The essay is an attempt to reread Vittorio De Seta’s cinema from an ecocritical perspective. In this key, the first documentaries made in Sicily in the mid-1950s anticipate many recent reflections on the so-called Anthropocene, around the relationship between humans and animals, for example, and the protection of the environment, understood as a system of relationships between different forms of life.   

Per chiunque si occupi di documentario – da regista o da studioso – il lavoro di Vittorio De Seta rimane, ancora oggi, con ogni evidenza, un punto di riferimento imprescindibile. Nei primi corti degli anni Cinquanta, così come nei film successivi, sono presenti, infatti, già molti degli elementi con i quali il documentario contemporaneo non smette, ancora oggi, di confrontarsi: per esempio, l’idea che del reale esso possa offrire non una semplice documentazione (più o meno neutrale), ma un vero e proprio racconto, a partire dalle storie che è la vita «colta sul fatto» a suggerirci (Vertov 2011).
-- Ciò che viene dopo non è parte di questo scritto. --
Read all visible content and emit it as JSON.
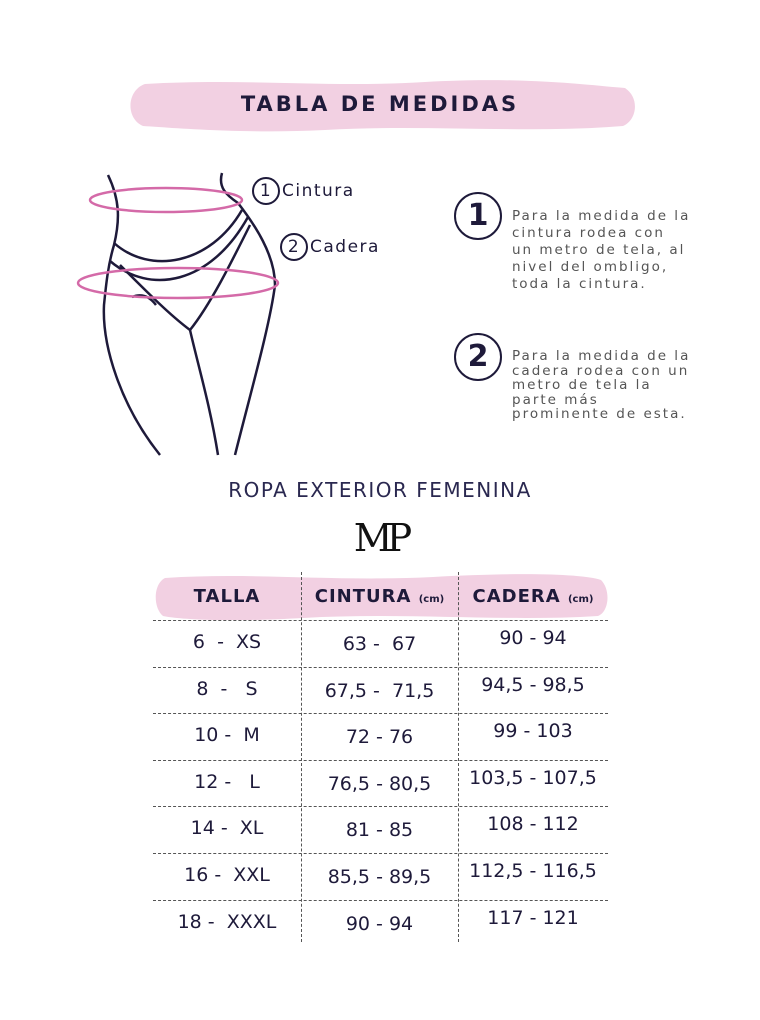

Prima e meglio di altri, De Seta mostra che questo tipo di narrazione, non diversamente da quelle ‘di finzione’, richiede un ampio lavoro di messa in forma, che i suoi film espongono in modo evidente. Inventando una forma nuova di racconto e rifiutando certi canoni stilistici consolidati (primo fra tutti, l’uso della voce off), De Seta rompe così con una idea di documentario (inteso come mezzo di informazione, utile alla veicolazione di un messaggio, in molti casi propagandistico) che, in Italia almeno, si era consolidata, non a caso, in epoca fascista, a partire dalla fondazione dell’Istituto Luce, e in seguito trasferitasi, senza troppi cambiamenti, nei documentari realizzati nell’immediato dopoguerra. A questo proposito si pensi ai documentari realizzati per un format di successo come «La settimana Incom» che, dopo la guerra, analogamente al passato, anticipavano la proiezione in sala dei film ‘a soggetto’ (Sainati 2001). Se si ha presente la produzione degli anni Cinquanta in Italia, si coglie, senza ombra di dubbio, l’importanza dirompente – sotto molti aspetti – dei primi lavori che De Seta gira in Sicilia, poco più che trentenne.